PROJECT REPORT ON WORKING CAPITAL ANALYSIS

EXECUTIVE SUMMARY

The management of current assets deals with determination, maintenance, control and monitoring the level of all the individual current assets. Current assets are referred to as assets, which can normally be converted into cash within one year therefore investment in current assets should be just adequate no more no less” to the needs of the business. Excessive investments in current assets should be avoided, because it impairs firm’s profitability, as idle investment in current assets and are non-productive and so they can earn nothing, on the other hand inadequate amount of working capital can threaten solvency of the firm, if it fails to meet its current obligations.

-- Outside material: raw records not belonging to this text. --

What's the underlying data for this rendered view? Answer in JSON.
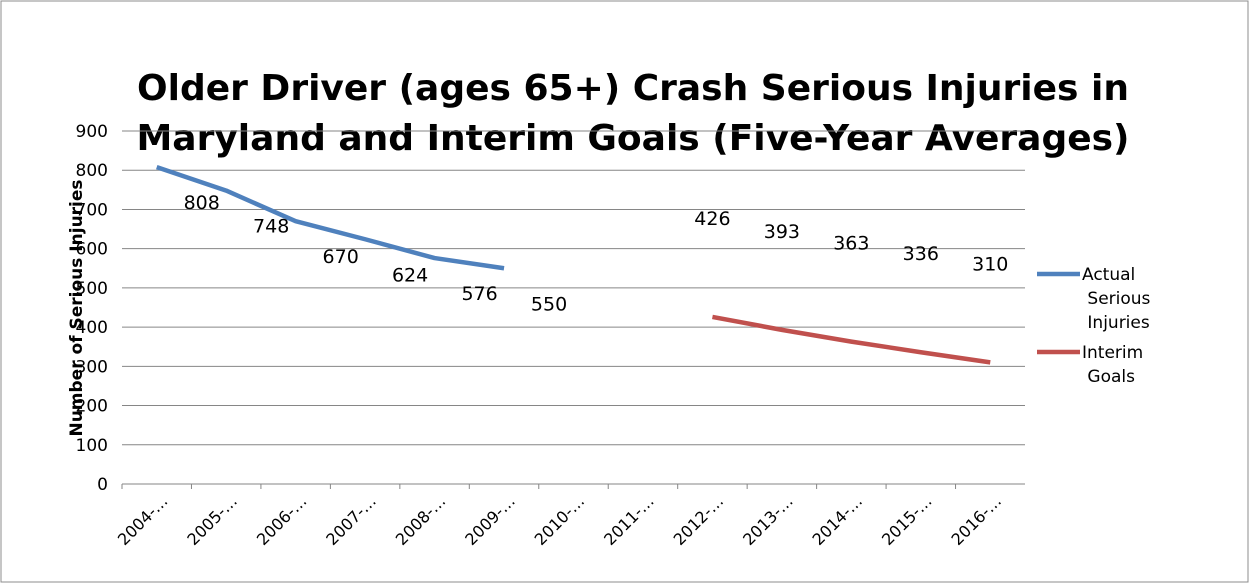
{
  "chart_data": {
    "type": "line",
    "title": [
      "Older Driver (ages 65+) Crash Serious Injuries in",
      "Maryland  and Interim Goals (Five-Year Averages)"
    ],
    "y_axis_label": "Number of Serious Injuries",
    "categories": [
      "2004-…",
      "2005-…",
      "2006-…",
      "2007-…",
      "2008-…",
      "2009-…",
      "2010-…",
      "2011-…",
      "2012-…",
      "2013-…",
      "2014-…",
      "2015-…",
      "2016-…"
    ],
    "series": [
      {
        "name": "Actual Serious Injuries",
        "color": "#4f81bd",
        "values": [
          808,
          748,
          670,
          624,
          576,
          550,
          null,
          null,
          null,
          null,
          null,
          null,
          null
        ]
      },
      {
        "name": "Interim Goals",
        "color": "#c0504d",
        "values": [
          null,
          null,
          null,
          null,
          null,
          null,
          null,
          null,
          426,
          393,
          363,
          336,
          310
        ]
      }
    ],
    "ylim": [
      0,
      900
    ],
    "yticks": [
      0,
      100,
      200,
      300,
      400,
      500,
      600,
      700,
      800,
      900
    ],
    "grid": true,
    "legend": "right"
  }
}
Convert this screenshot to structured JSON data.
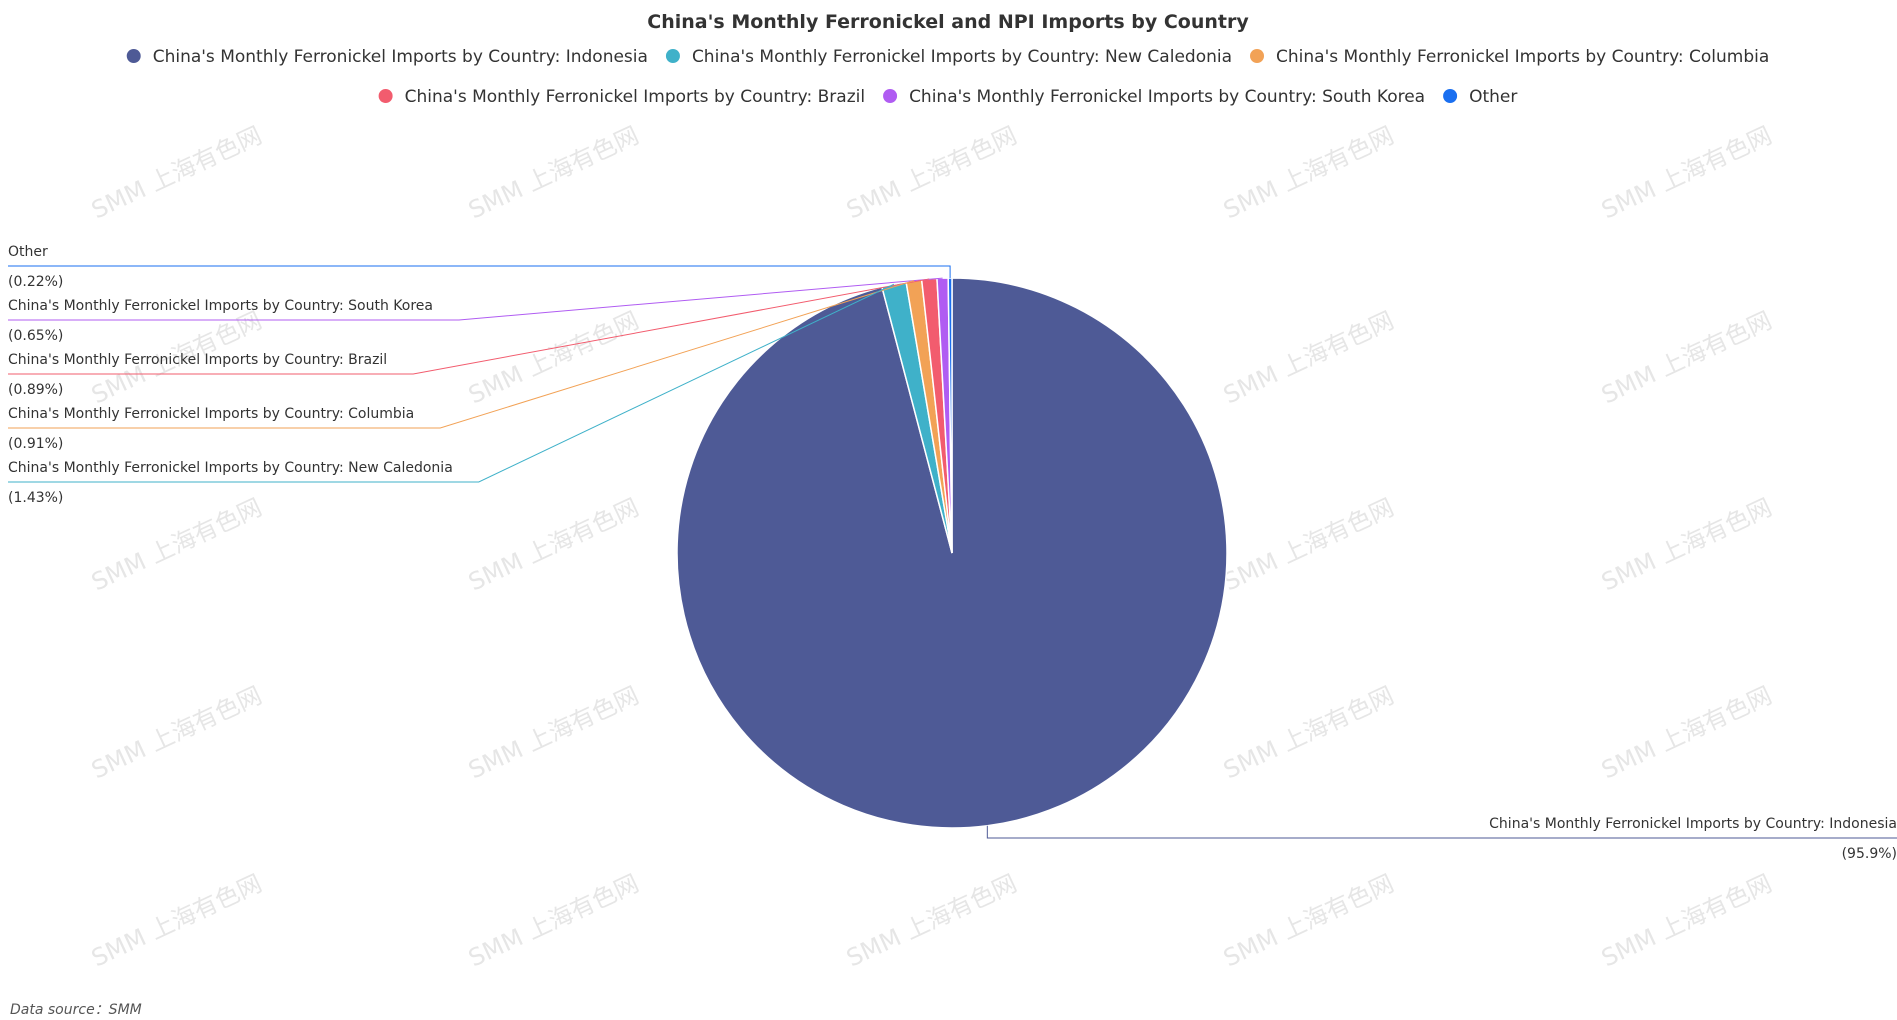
{
  "chart_data": {
    "type": "pie",
    "title": "China's Monthly Ferronickel and NPI Imports by Country",
    "legend_position": "top",
    "slices": [
      {
        "name": "China's Monthly Ferronickel Imports by Country: Indonesia",
        "value": 95.9,
        "label": "(95.9%)",
        "color": "#4e5a96"
      },
      {
        "name": "China's Monthly Ferronickel Imports by Country: New Caledonia",
        "value": 1.43,
        "label": "(1.43%)",
        "color": "#3fb1c9"
      },
      {
        "name": "China's Monthly Ferronickel Imports by Country: Columbia",
        "value": 0.91,
        "label": "(0.91%)",
        "color": "#f2a256"
      },
      {
        "name": "China's Monthly Ferronickel Imports by Country: Brazil",
        "value": 0.89,
        "label": "(0.89%)",
        "color": "#f25c6e"
      },
      {
        "name": "China's Monthly Ferronickel Imports by Country: South Korea",
        "value": 0.65,
        "label": "(0.65%)",
        "color": "#b05cf2"
      },
      {
        "name": "Other",
        "value": 0.22,
        "label": "(0.22%)",
        "color": "#1a6ff0"
      }
    ]
  },
  "watermark": "SMM 上海有色网",
  "source": "Data source：SMM"
}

Thus the working capital is a qualitative concept
1. It indicates the liquidity position of the firm and
2. It suggests the extent to which working capital needs may be financed by permanent source of fund. Current assets should be sufficiently in excess of current liabilities to constitute a margin or buffer for maturing obligation within the ordinary cycle of business.

The basic learning objective behind the study was-
• Computation of Working Capital Management
• Operating Cycle of the firm
• Financial plan estimated for 2007-2008 and projected for 2008-2009
• Working capital credit limits
• Ratio analysis

On the basis of above calculations following conclusions can be made-
• Birla power ltd. has both long term as well as short term sources for current asset financing. It implies that company follows matching principle for raising funds.
• Right now company is following aggressive policy, which means that company is maintaining lower ratio of current assets to fixed assets.
• Birla power solutions ltd has high collection peri0od which shows that money has been unnecessarily blocked with the debtors.

So to overcome the above problems following are the recommendations—
• Increase the proportion of current assets over fixed assets to come to proper proportion of current assets and fixed assets as per the basic norms and guidelines.
• Company should shift from aggressive policy to conservative current assets policy.
• Company should reduce the holiday period else the company will have to pay high carrying cost.